The Kurds in three northern Iraqi provinces are running a virtually independent country within Iraq, while nominally maintaining relations with Baghdad. They support a formal division. But both Sunni and Shiite Muslims have reacted with extreme opposition to the U.S. Senate proposal.
The majority Shiites, who would retain control of major oil revenues under a division of the country, oppose the measure because if would diminish the territorial integrity of Iraq, which they now control. Sunnis would control an area with few if any oil resources. Kurds have major oil reserves in their territory.
The nonbinding Senate resolution calls for Iraq to be divided into federal regions under control of the three communities in a power-sharing agreement similar to the one that ended the 1990s war in Bosnia. Democrat presidential hopeful Sen. Joseph Biden was a prime sponsor of the measure.

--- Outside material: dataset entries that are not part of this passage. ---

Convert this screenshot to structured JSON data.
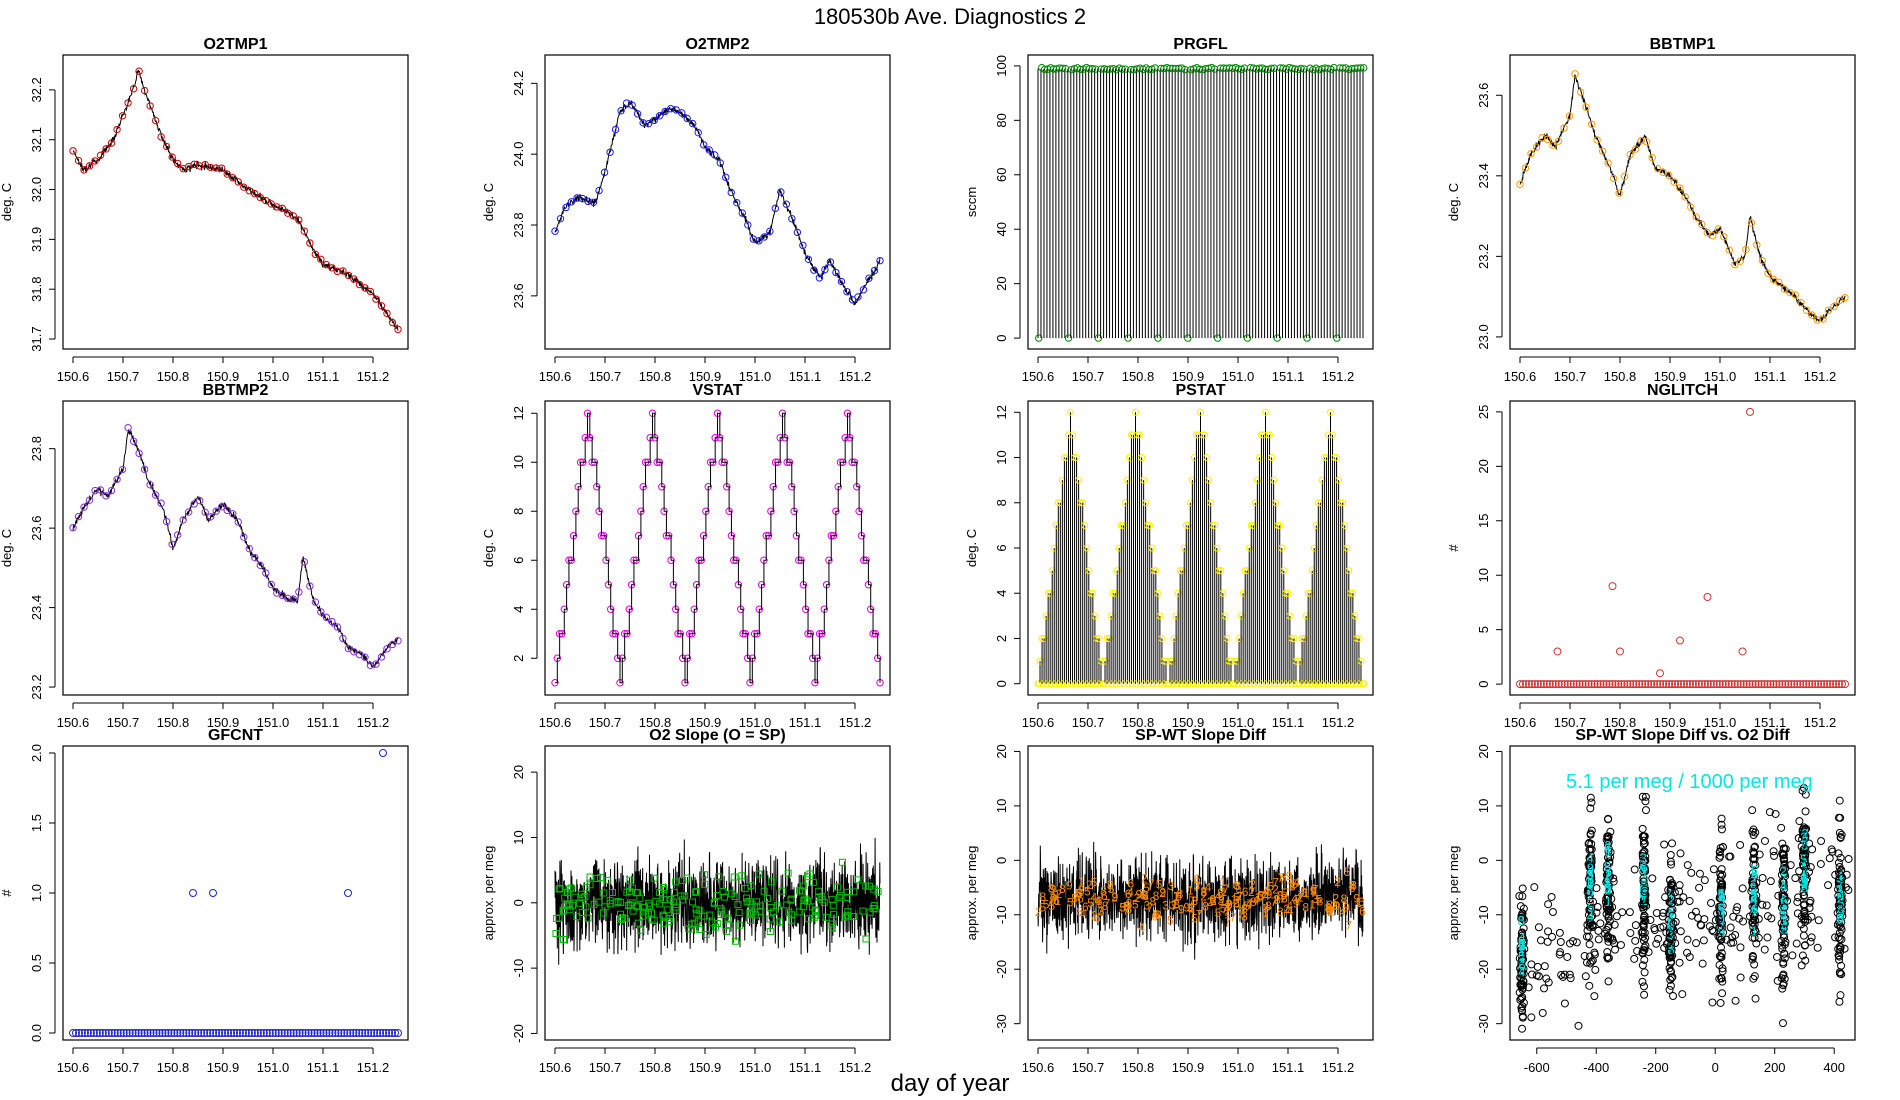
{
  "figure": {
    "title": "180530b   Ave. Diagnostics 2",
    "common_xlabel": "day of year"
  },
  "chart_data": [
    {
      "id": "o2tmp1",
      "type": "line",
      "title": "O2TMP1",
      "ylabel": "deg. C",
      "marker": "circle",
      "marker_color": "#cc0000",
      "xlim": [
        150.58,
        151.27
      ],
      "ylim": [
        31.68,
        32.27
      ],
      "xticks": [
        "150.6",
        "150.7",
        "150.8",
        "150.9",
        "151.0",
        "151.1",
        "151.2"
      ],
      "yticks": [
        "31.7",
        "31.8",
        "31.9",
        "32.0",
        "32.1",
        "32.2"
      ],
      "x": [
        150.6,
        150.62,
        150.65,
        150.68,
        150.7,
        150.72,
        150.73,
        150.75,
        150.78,
        150.8,
        150.82,
        150.85,
        150.9,
        150.95,
        151.0,
        151.02,
        151.05,
        151.08,
        151.1,
        151.15,
        151.2,
        151.25
      ],
      "values": [
        32.08,
        32.04,
        32.06,
        32.1,
        32.15,
        32.2,
        32.24,
        32.18,
        32.1,
        32.06,
        32.04,
        32.05,
        32.04,
        32.0,
        31.97,
        31.96,
        31.94,
        31.88,
        31.85,
        31.83,
        31.79,
        31.72
      ]
    },
    {
      "id": "o2tmp2",
      "type": "line",
      "title": "O2TMP2",
      "ylabel": "deg. C",
      "marker": "circle",
      "marker_color": "#1a1aff",
      "xlim": [
        150.58,
        151.27
      ],
      "ylim": [
        23.45,
        24.28
      ],
      "xticks": [
        "150.6",
        "150.7",
        "150.8",
        "150.9",
        "151.0",
        "151.1",
        "151.2"
      ],
      "yticks": [
        "23.6",
        "23.8",
        "24.0",
        "24.2"
      ],
      "x": [
        150.6,
        150.62,
        150.65,
        150.68,
        150.7,
        150.73,
        150.75,
        150.78,
        150.8,
        150.83,
        150.85,
        150.88,
        150.9,
        150.93,
        150.95,
        150.98,
        151.0,
        151.03,
        151.05,
        151.08,
        151.1,
        151.13,
        151.15,
        151.18,
        151.2,
        151.23,
        151.25
      ],
      "values": [
        23.78,
        23.85,
        23.88,
        23.86,
        23.95,
        24.12,
        24.15,
        24.08,
        24.1,
        24.13,
        24.12,
        24.08,
        24.02,
        23.98,
        23.9,
        23.82,
        23.75,
        23.78,
        23.9,
        23.8,
        23.72,
        23.65,
        23.7,
        23.62,
        23.58,
        23.65,
        23.7
      ]
    },
    {
      "id": "prgfl",
      "type": "spike",
      "title": "PRGFL",
      "ylabel": "sccm",
      "marker": "circle",
      "marker_color": "#008800",
      "xlim": [
        150.58,
        151.27
      ],
      "ylim": [
        -4,
        104
      ],
      "xticks": [
        "150.6",
        "150.7",
        "150.8",
        "150.9",
        "151.0",
        "151.1",
        "151.2"
      ],
      "yticks": [
        "0",
        "20",
        "40",
        "60",
        "80",
        "100"
      ],
      "x_start": 150.6,
      "x_end": 151.25,
      "spike_count": 110,
      "spike_value": 99,
      "base_value": 0
    },
    {
      "id": "bbtmp1",
      "type": "line",
      "title": "BBTMP1",
      "ylabel": "deg. C",
      "marker": "circle",
      "marker_color": "#ff9900",
      "xlim": [
        150.58,
        151.27
      ],
      "ylim": [
        22.97,
        23.7
      ],
      "xticks": [
        "150.6",
        "150.7",
        "150.8",
        "150.9",
        "151.0",
        "151.1",
        "151.2"
      ],
      "yticks": [
        "23.0",
        "23.2",
        "23.4",
        "23.6"
      ],
      "x": [
        150.6,
        150.62,
        150.65,
        150.67,
        150.7,
        150.71,
        150.73,
        150.75,
        150.78,
        150.8,
        150.82,
        150.85,
        150.87,
        150.9,
        150.93,
        150.95,
        150.98,
        151.0,
        151.03,
        151.05,
        151.06,
        151.08,
        151.1,
        151.13,
        151.15,
        151.18,
        151.2,
        151.23,
        151.25
      ],
      "values": [
        23.38,
        23.45,
        23.5,
        23.47,
        23.55,
        23.65,
        23.58,
        23.5,
        23.42,
        23.35,
        23.45,
        23.5,
        23.42,
        23.4,
        23.35,
        23.3,
        23.25,
        23.27,
        23.18,
        23.2,
        23.3,
        23.2,
        23.15,
        23.12,
        23.1,
        23.06,
        23.04,
        23.08,
        23.1
      ]
    },
    {
      "id": "bbtmp2",
      "type": "line",
      "title": "BBTMP2",
      "ylabel": "deg. C",
      "marker": "circle",
      "marker_color": "#8a2be2",
      "xlim": [
        150.58,
        151.27
      ],
      "ylim": [
        23.18,
        23.92
      ],
      "xticks": [
        "150.6",
        "150.7",
        "150.8",
        "150.9",
        "151.0",
        "151.1",
        "151.2"
      ],
      "yticks": [
        "23.2",
        "23.4",
        "23.6",
        "23.8"
      ],
      "x": [
        150.6,
        150.62,
        150.65,
        150.67,
        150.7,
        150.71,
        150.73,
        150.75,
        150.78,
        150.8,
        150.82,
        150.85,
        150.87,
        150.9,
        150.93,
        150.95,
        150.98,
        151.0,
        151.03,
        151.05,
        151.06,
        151.08,
        151.1,
        151.13,
        151.15,
        151.18,
        151.2,
        151.23,
        151.25
      ],
      "values": [
        23.6,
        23.65,
        23.7,
        23.68,
        23.75,
        23.85,
        23.8,
        23.72,
        23.65,
        23.55,
        23.62,
        23.68,
        23.62,
        23.66,
        23.62,
        23.55,
        23.5,
        23.45,
        23.42,
        23.42,
        23.53,
        23.42,
        23.38,
        23.35,
        23.3,
        23.28,
        23.25,
        23.3,
        23.32
      ]
    },
    {
      "id": "vstat",
      "type": "step",
      "title": "VSTAT",
      "ylabel": "deg. C",
      "marker": "circle",
      "marker_color": "#dd00dd",
      "xlim": [
        150.58,
        151.27
      ],
      "ylim": [
        0.5,
        12.5
      ],
      "xticks": [
        "150.6",
        "150.7",
        "150.8",
        "150.9",
        "151.0",
        "151.1",
        "151.2"
      ],
      "yticks": [
        "2",
        "4",
        "6",
        "8",
        "10",
        "12"
      ],
      "x_start": 150.6,
      "x_end": 151.25,
      "cycles": 5,
      "min_value": 1,
      "max_value": 12
    },
    {
      "id": "pstat",
      "type": "spike-step",
      "title": "PSTAT",
      "ylabel": "deg. C",
      "marker": "circle",
      "marker_color": "#ffee00",
      "xlim": [
        150.58,
        151.27
      ],
      "ylim": [
        -0.5,
        12.5
      ],
      "xticks": [
        "150.6",
        "150.7",
        "150.8",
        "150.9",
        "151.0",
        "151.1",
        "151.2"
      ],
      "yticks": [
        "0",
        "2",
        "4",
        "6",
        "8",
        "10",
        "12"
      ],
      "x_start": 150.6,
      "x_end": 151.25,
      "cycles": 5,
      "min_value": 0,
      "max_value": 12
    },
    {
      "id": "nglitch",
      "type": "scatter",
      "title": "NGLITCH",
      "ylabel": "#",
      "marker": "circle",
      "marker_color": "#cc3333",
      "xlim": [
        150.58,
        151.27
      ],
      "ylim": [
        -1,
        26
      ],
      "xticks": [
        "150.6",
        "150.7",
        "150.8",
        "150.9",
        "151.0",
        "151.1",
        "151.2"
      ],
      "yticks": [
        "0",
        "5",
        "10",
        "15",
        "20",
        "25"
      ],
      "x_start": 150.6,
      "x_end": 151.25,
      "point_count": 110,
      "base_value": 0,
      "x": [
        150.675,
        150.785,
        150.8,
        150.88,
        150.92,
        150.975,
        151.045,
        151.06
      ],
      "values": [
        3,
        9,
        3,
        1,
        4,
        8,
        3,
        25
      ]
    },
    {
      "id": "gfcnt",
      "type": "scatter",
      "title": "GFCNT",
      "ylabel": "#",
      "marker": "circle",
      "marker_color": "#2222cc",
      "xlim": [
        150.58,
        151.27
      ],
      "ylim": [
        -0.05,
        2.05
      ],
      "xticks": [
        "150.6",
        "150.7",
        "150.8",
        "150.9",
        "151.0",
        "151.1",
        "151.2"
      ],
      "yticks": [
        "0.0",
        "0.5",
        "1.0",
        "1.5",
        "2.0"
      ],
      "x_start": 150.6,
      "x_end": 151.25,
      "point_count": 110,
      "base_value": 0,
      "x": [
        150.84,
        150.88,
        151.15,
        151.22
      ],
      "values": [
        1,
        1,
        1,
        2
      ]
    },
    {
      "id": "o2slope",
      "type": "noise",
      "title": "O2 Slope (O = SP)",
      "ylabel": "approx. per meg",
      "marker": "square",
      "marker_color": "#00bb00",
      "xlim": [
        150.58,
        151.27
      ],
      "ylim": [
        -21,
        24
      ],
      "xticks": [
        "150.6",
        "150.7",
        "150.8",
        "150.9",
        "151.0",
        "151.1",
        "151.2"
      ],
      "yticks": [
        "-20",
        "-10",
        "0",
        "10",
        "20"
      ],
      "x_start": 150.6,
      "x_end": 151.25,
      "center": 0,
      "spread": 7,
      "marker_spread": 5
    },
    {
      "id": "spwt",
      "type": "noise",
      "title": "SP-WT Slope Diff",
      "ylabel": "approx. per meg",
      "marker": "glyph",
      "marker_color": "#ff8800",
      "xlim": [
        150.58,
        151.27
      ],
      "ylim": [
        -33,
        21
      ],
      "xticks": [
        "150.6",
        "150.7",
        "150.8",
        "150.9",
        "151.0",
        "151.1",
        "151.2"
      ],
      "yticks": [
        "-30",
        "-20",
        "-10",
        "0",
        "10",
        "20"
      ],
      "x_start": 150.6,
      "x_end": 151.25,
      "center": -7,
      "spread": 8,
      "marker_spread": 4
    },
    {
      "id": "spwt_vs_o2",
      "type": "scatter",
      "title": "SP-WT Slope Diff vs. O2 Diff",
      "ylabel": "approx. per meg",
      "marker": "circle",
      "marker_color": "#000000",
      "annotation": "5.1 per meg / 1000 per meg",
      "annotation_color": "#00e5e5",
      "xlim": [
        -690,
        470
      ],
      "ylim": [
        -33,
        21
      ],
      "xticks": [
        "-600",
        "-400",
        "-200",
        "0",
        "200",
        "400"
      ],
      "yticks": [
        "-30",
        "-20",
        "-10",
        "0",
        "10",
        "20"
      ],
      "clusters_x": [
        -650,
        -420,
        -360,
        -240,
        -150,
        20,
        130,
        230,
        300,
        420
      ],
      "clusters_y": [
        -18,
        -5,
        -5,
        -6,
        -12,
        -10,
        -8,
        -9,
        -2,
        -8
      ]
    }
  ]
}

"It is an Iraqi affair dealing with Iraqis," Prime Minister Nouri al-Maliki told AP on a return flight to Baghdad from New York where he appeared at the U.N. General Assembly. "Iraqis are eager for Iraq's unity. ... Dividing Iraq is a problem, and a decision like that would be a catastrophe."
The comments were al-Maliki's first since the measure passed the Senate on Wednesday.
Iraq's constitution lays down a federal system, allowing Shiites in the south, Kurds in the north and Sunnis in the center and west of the country to set up regions with considerable autonomous powers.
Nevertheless, ethnic and sectarian turmoil have snarled hopes of negotiating such measures, especially given deep divisions on sharing the country's vast oil resources. Oil reserves and existing fields would fall mainly into the hands of Kurds and Shiites if such a division were to occur.
So far there has been no agreement on a broader sharing of those revenues, one of the several U.S.-mandated benchmarks the government has failed to push through parliament.
On Thursday, Iraqi Vice President Adel Abdul-Mahdi, a Shiite, said decisions about Iraq must remain in the hands of its citizens. And a spokesman for radical Shiite cleric Muqtada al-Sadr demanded the al-Maliki government reject the proposal.
"We demand the Iraqi government to stand against such a project and to condemn it officially," said Liwa Semeism, the al-Sadr spokesman. "Such a decision does not represent the aspirations of all Iraqi people and it is considered an interference in Iraq's internal affairs."